Lo mejor quizá era admitir de una vez que yo era un fracasado y volver a vivir con un sueldo, como la gente normal. Nunca había pensado que sería fácil ser escritor. Pero, en el Perú, al menos podía tener un trabajo de nueve a cinco y escribir por las noches. Cortázar empezó a escribir a los treinta y tantos, ¿no? Y Saramago cuando ya tenía más de cincuenta años. A lo mejor no todo estaba perdido y aún podía volver con el cartelito de «máster en Europa», total, nadie sabía que ese famoso máster era como un capítulo de un año de Plaza Sésamo. Regresaría a mi trabajo de empleado público y con el tiempo podría publicar algo.
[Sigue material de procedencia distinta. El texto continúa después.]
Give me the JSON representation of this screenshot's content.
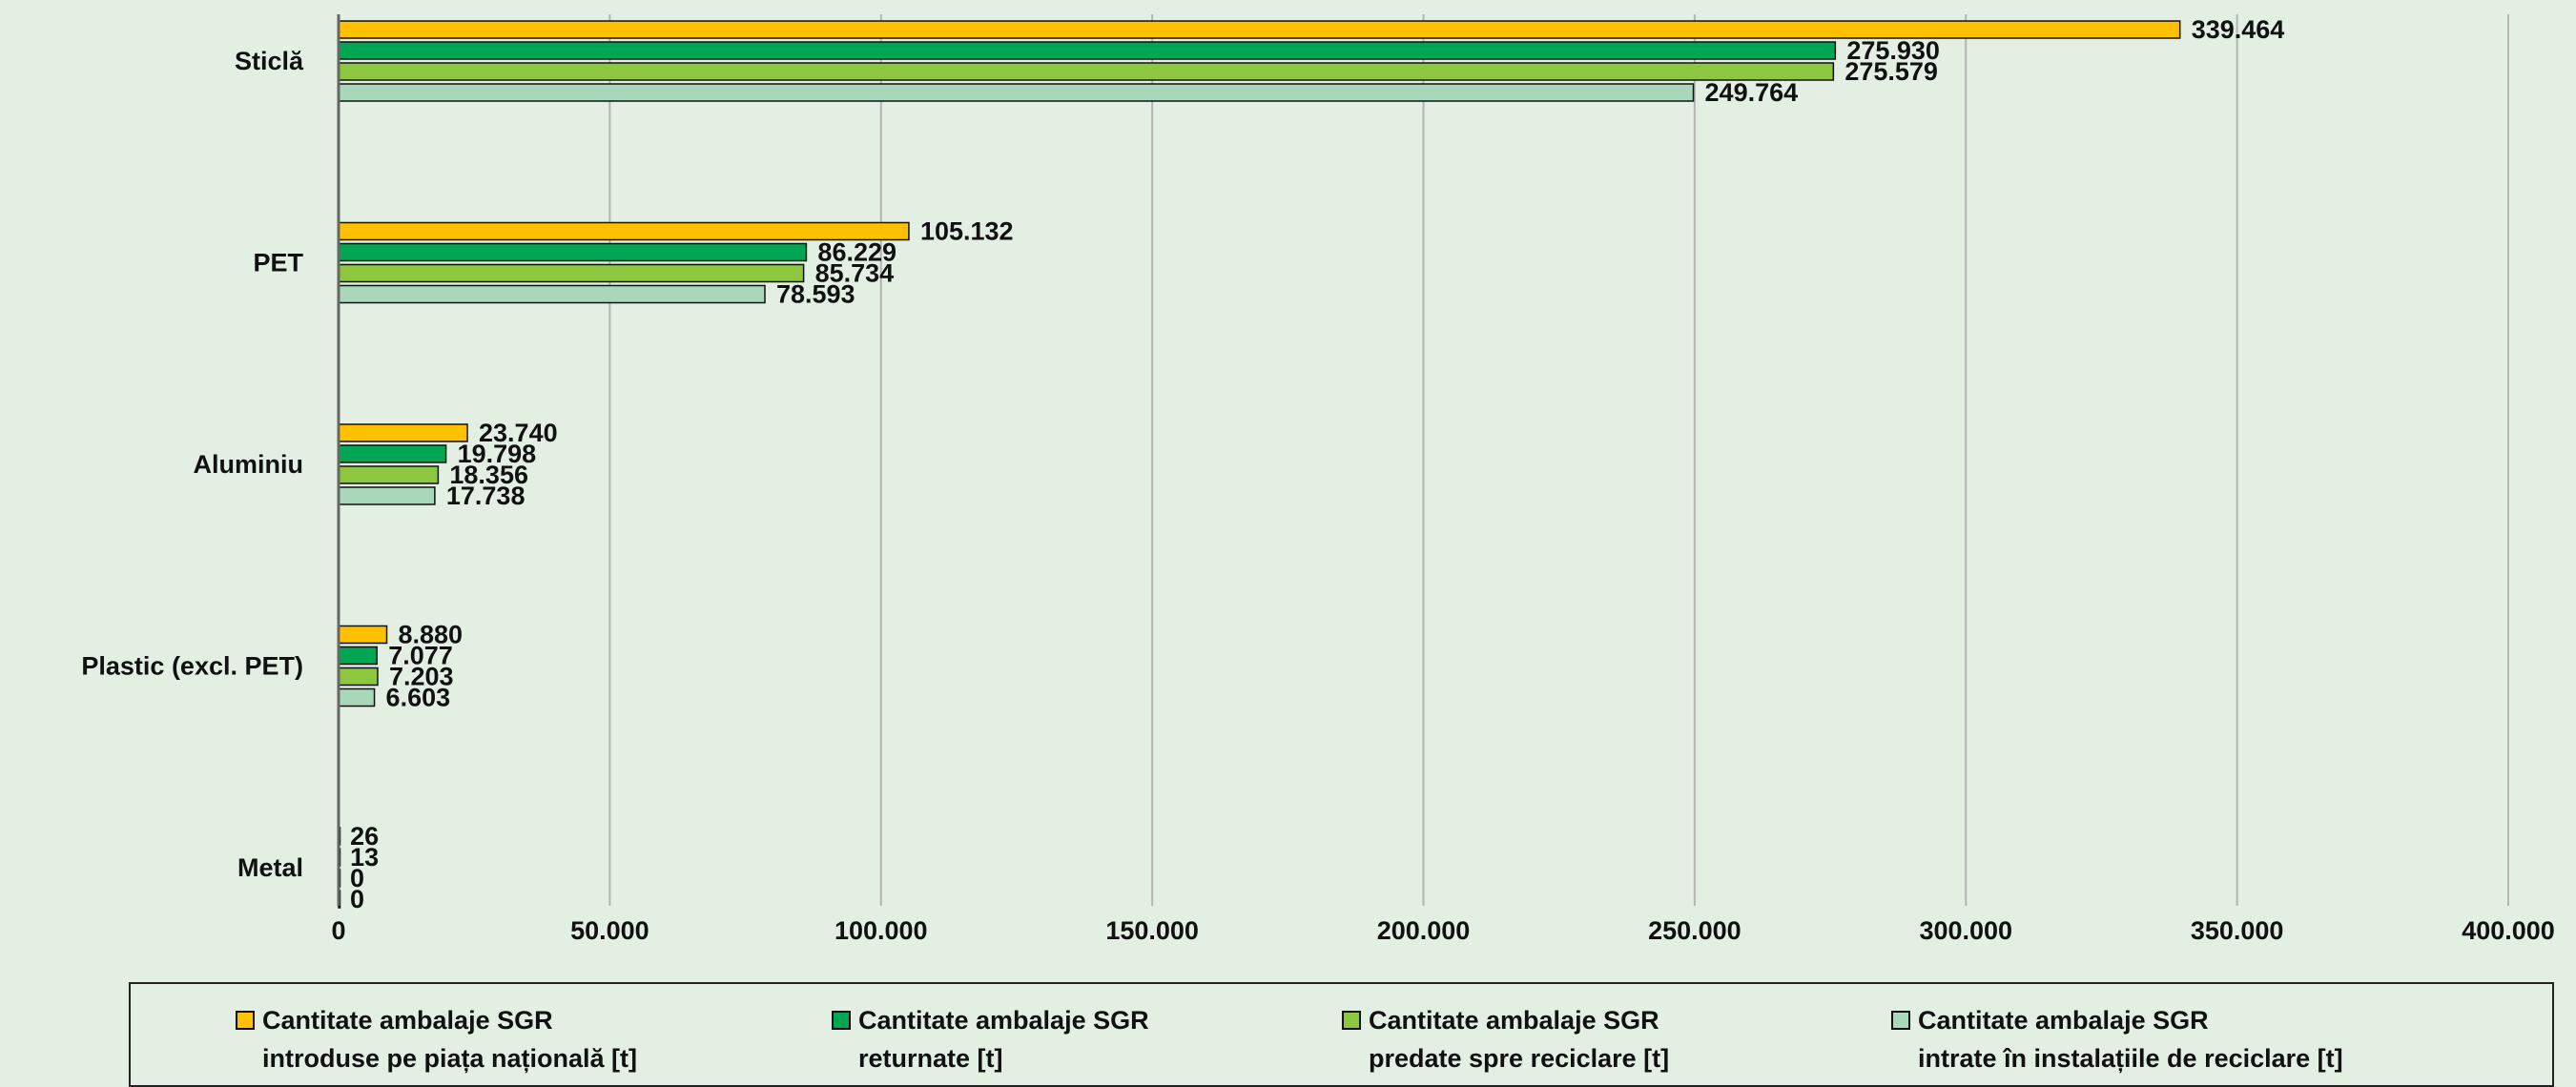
{
  "chart_data": {
    "type": "bar",
    "orientation": "horizontal",
    "title": "",
    "xlabel": "",
    "ylabel": "",
    "categories": [
      "Sticlă",
      "PET",
      "Aluminiu",
      "Plastic (excl. PET)",
      "Metal"
    ],
    "series": [
      {
        "name": "Cantitate ambalaje SGR\nintroduse pe piața națională [t]",
        "color": "#ffc000",
        "values": [
          339464,
          105132,
          23740,
          8880,
          26
        ],
        "labels": [
          "339.464",
          "105.132",
          "23.740",
          "8.880",
          "26"
        ]
      },
      {
        "name": "Cantitate ambalaje SGR\nreturnate [t]",
        "color": "#00a651",
        "values": [
          275930,
          86229,
          19798,
          7077,
          13
        ],
        "labels": [
          "275.930",
          "86.229",
          "19.798",
          "7.077",
          "13"
        ]
      },
      {
        "name": "Cantitate ambalaje SGR\npredate spre reciclare  [t]",
        "color": "#8dc63f",
        "values": [
          275579,
          85734,
          18356,
          7203,
          0
        ],
        "labels": [
          "275.579",
          "85.734",
          "18.356",
          "7.203",
          "0"
        ]
      },
      {
        "name": "Cantitate ambalaje SGR\nintrate în instalațiile de reciclare  [t]",
        "color": "#a8d8b9",
        "values": [
          249764,
          78593,
          17738,
          6603,
          0
        ],
        "labels": [
          "249.764",
          "78.593",
          "17.738",
          "6.603",
          "0"
        ]
      }
    ],
    "xlim": [
      0,
      400000
    ],
    "xticks": [
      0,
      50000,
      100000,
      150000,
      200000,
      250000,
      300000,
      350000,
      400000
    ],
    "xtick_labels": [
      "0",
      "50.000",
      "100.000",
      "150.000",
      "200.000",
      "250.000",
      "300.000",
      "350.000",
      "400.000"
    ],
    "grid": "vertical",
    "legend_position": "bottom",
    "gridline_color": "#b4b4b4",
    "bar_border_color": "#111111"
  }
}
Ya todas las editoriales del país me habían rechazado, pero quizá aceptarían algún otro libro más adelante. Y quizá no. Ahora, además, estaba el tema de Paula. En último caso, podía terminar viviendo en Brasil.

Todas esas cosas me quitaban el sueño hasta la mañana en que me despertó una llamada telefónica, y en el túnel de mi vida se encendió una luz, al principio sólo una lamparita de minero explotado, pero después un verdadero boquete con vista al soclass="underline"

– Mi nombre es Diana Minetti. Quizá le hayan hablado de mí.

Ni reconocí el nombre ni tenía el cerebro despierto. Era muy temprano, como las once.

– Necesito alguien que escriba mis memorias. Me han hablado de usted.

Salté de la cama tan rápido que asusté al gato. Puse voz de llevar horas despierto, Paula dice que eso se me da bien. Mentir.

– Ah, sí. Lo siento, es que tengo tantos pedidos de trabajo que a veces me confundo. Sólo acláreme un detalle, ¿es usted la dama de Mónaco o la de París?

Paula tiene razón. Si me contestas el teléfono y me das cinco minutos, terminaré convenciéndote de que soy Bill Gates.

Madame Minetti me pidió que fuese a visitarla para ver si llegábamos a un acuerdo. Pensé que estaba loca. No tenía dinero ni para un picnic, menos lo tendría para ir a París. Pero ella tenía una agente de viajes en Miami que se ocuparía de todo. Se pondría en contacto conmigo y me enviarían el billete.

– ¿Quiere usted venir en tren o prefiere un pasaje aéreo? -preguntó Diana.